Tuesday’s address was not the first time Pope Francis seemed to suggest that all religions lead to God and thus a plurality of religions is, in fact, willed by God.

In February 2019, Francis signed a joint statement with the Grand Imam of Al-Azhar Ahmad Al-Tayyeb, which asserted that God wills a plurality of religions just as He wills a plurality of colors, sexes, races, and languages.

“The pluralism and the diversity of religions, color, sex, race and language are willed by God in his wisdom, through which he created human beings,” the statement declared.

Not long afterward, the former doctrinal chief of the U.S. bishops’ conference, Father Thomas Weinandy, published an article criticizing the Abu Dhabi statement, insisting that the text undervalues the person of Jesus and undermines the Gospel itself.

The existence of a variety of colors, races, and languages in humanity is very different from a variety of contradictory truth claims about God’s identity and way of acting, Father Weinandy wrote.

Pope Francis is noted for his ambiguous statements, the priest said, but the Abu Dhabi text is “the most egregious.”

“By implication, it not only devalues the person of Jesus, but it also, and more so, strikes at the very heart of God the Father’s eternal will.

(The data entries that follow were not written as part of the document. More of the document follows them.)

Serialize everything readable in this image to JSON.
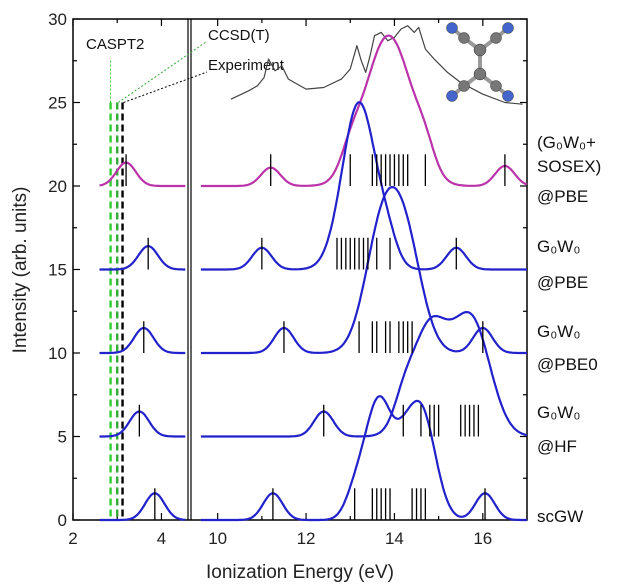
{
  "chart_data": {
    "type": "line",
    "xlabel": "Ionization Energy (eV)",
    "ylabel": "Intensity (arb. units)",
    "ylim": [
      0,
      30
    ],
    "x_ticks_left": [
      "2",
      "4"
    ],
    "x_ticks_right": [
      "10",
      "12",
      "14",
      "16"
    ],
    "y_ticks": [
      "0",
      "5",
      "10",
      "15",
      "20",
      "25",
      "30"
    ],
    "axis_break_after": 4.6,
    "reference_lines": [
      {
        "name": "CASPT2",
        "x": 2.85,
        "color": "#33cc33"
      },
      {
        "name": "CCSD(T)",
        "x": 3.0,
        "color": "#33aa33"
      },
      {
        "name": "Experiment",
        "x": 3.12,
        "color": "#000000"
      }
    ],
    "experiment_spectrum": {
      "color": "#444444",
      "x": [
        10.3,
        10.7,
        10.9,
        11.05,
        11.15,
        11.3,
        11.45,
        11.6,
        11.8,
        12.0,
        12.4,
        12.8,
        13.0,
        13.15,
        13.25,
        13.35,
        13.45,
        13.55,
        13.7,
        13.85,
        14.0,
        14.15,
        14.3,
        14.45,
        14.55,
        14.7,
        14.9,
        15.2,
        15.5,
        16.0,
        16.5,
        16.9
      ],
      "values": [
        25.2,
        25.7,
        26.0,
        26.5,
        27.6,
        26.9,
        27.2,
        26.4,
        26.1,
        25.8,
        25.9,
        26.4,
        27.0,
        28.4,
        27.5,
        26.8,
        27.8,
        29.0,
        29.2,
        28.7,
        28.9,
        29.4,
        29.6,
        29.2,
        29.5,
        28.2,
        27.6,
        26.8,
        26.2,
        25.5,
        25.0,
        24.9
      ]
    },
    "series": [
      {
        "name": "(G0W0+ SOSEX) @PBE",
        "label_lines": [
          "(G₀W₀+",
          "SOSEX)",
          "@PBE"
        ],
        "color": "#bb33aa",
        "baseline": 20,
        "heights": [
          1.4,
          1.1,
          1.1,
          5.0,
          5.5,
          1.2,
          1.2
        ],
        "peaks": [
          3.2,
          11.2,
          13.0,
          13.6,
          14.1,
          14.7,
          16.5
        ],
        "widths": [
          0.22,
          0.22,
          0.22,
          0.45,
          0.45,
          0.22,
          0.22
        ],
        "sticks": [
          3.2,
          11.2,
          13.0,
          13.5,
          13.6,
          13.7,
          13.8,
          13.9,
          14.0,
          14.1,
          14.2,
          14.3,
          14.7,
          16.5
        ]
      },
      {
        "name": "G0W0 @PBE",
        "label_lines": [
          "G₀W₀",
          "@PBE"
        ],
        "color": "#2222cc",
        "baseline": 15,
        "heights": [
          1.4,
          1.3,
          10.0,
          1.2,
          1.3
        ],
        "peaks": [
          3.7,
          11.0,
          13.2,
          13.85,
          15.4
        ],
        "widths": [
          0.22,
          0.22,
          0.38,
          0.22,
          0.22
        ],
        "sticks": [
          3.7,
          11.0,
          12.7,
          12.8,
          12.9,
          13.0,
          13.1,
          13.2,
          13.3,
          13.4,
          13.6,
          13.9,
          15.4
        ]
      },
      {
        "name": "G0W0 @PBE0",
        "label_lines": [
          "G₀W₀",
          "@PBE0"
        ],
        "color": "#2222cc",
        "baseline": 10,
        "heights": [
          1.5,
          1.5,
          6.7,
          6.2,
          1.5
        ],
        "peaks": [
          3.6,
          11.5,
          13.7,
          14.25,
          16.0
        ],
        "widths": [
          0.22,
          0.22,
          0.38,
          0.38,
          0.22
        ],
        "sticks": [
          3.6,
          11.5,
          13.2,
          13.5,
          13.6,
          13.8,
          13.9,
          14.1,
          14.2,
          14.3,
          14.4,
          16.0
        ]
      },
      {
        "name": "G0W0 @HF",
        "label_lines": [
          "G₀W₀",
          "@HF"
        ],
        "color": "#2222cc",
        "baseline": 5,
        "heights": [
          1.5,
          1.5,
          1.2,
          6.5,
          6.8
        ],
        "peaks": [
          3.5,
          12.4,
          14.2,
          14.8,
          15.75
        ],
        "widths": [
          0.22,
          0.22,
          0.22,
          0.42,
          0.42
        ],
        "sticks": [
          3.5,
          12.4,
          14.2,
          14.6,
          14.8,
          14.9,
          15.0,
          15.5,
          15.6,
          15.7,
          15.8,
          15.9
        ]
      },
      {
        "name": "scGW",
        "label_lines": [
          "scGW"
        ],
        "color": "#2222cc",
        "baseline": 0,
        "heights": [
          1.6,
          1.6,
          1.2,
          7.2,
          1.6,
          6.6,
          1.6
        ],
        "peaks": [
          3.85,
          11.25,
          13.1,
          13.65,
          14.2,
          14.6,
          16.05
        ],
        "widths": [
          0.22,
          0.22,
          0.22,
          0.32,
          0.22,
          0.32,
          0.22
        ],
        "sticks": [
          3.85,
          11.25,
          13.1,
          13.5,
          13.6,
          13.7,
          13.8,
          13.9,
          14.4,
          14.5,
          14.6,
          14.7,
          16.05
        ]
      }
    ]
  },
  "molecule_icon": "tetracyanoethylene-molecule-icon"
}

Thus, such studied ambiguity undermines the very Gospel itself,” he wrote.

With his vague and imprecise language, the pope plays right into the hands of contemporary academics and pundits who argue that Christianity can no longer claim itself to be the one true religion, he said.

According to Catholic belief, the priest added, Jesus Christ is “the universal Savior and definitive Lord” and cannot be compared to any other religious founder, guru, or guide.

Weinandy said that one would like to think “that Pope Francis unwittingly, and so not consciously aware of the doctrinal implications of his signature, did not intend what the document seems to declare.”

“Regardless, no one, not even a pontiff, can undo or override the will of God the Father concerning Jesus his Son,” he said.

“In his love the Father has given the world Jesus his Son, and ‘there is no other name under heaven given among men by which we must be saved’ (Acts 4:12),” he added.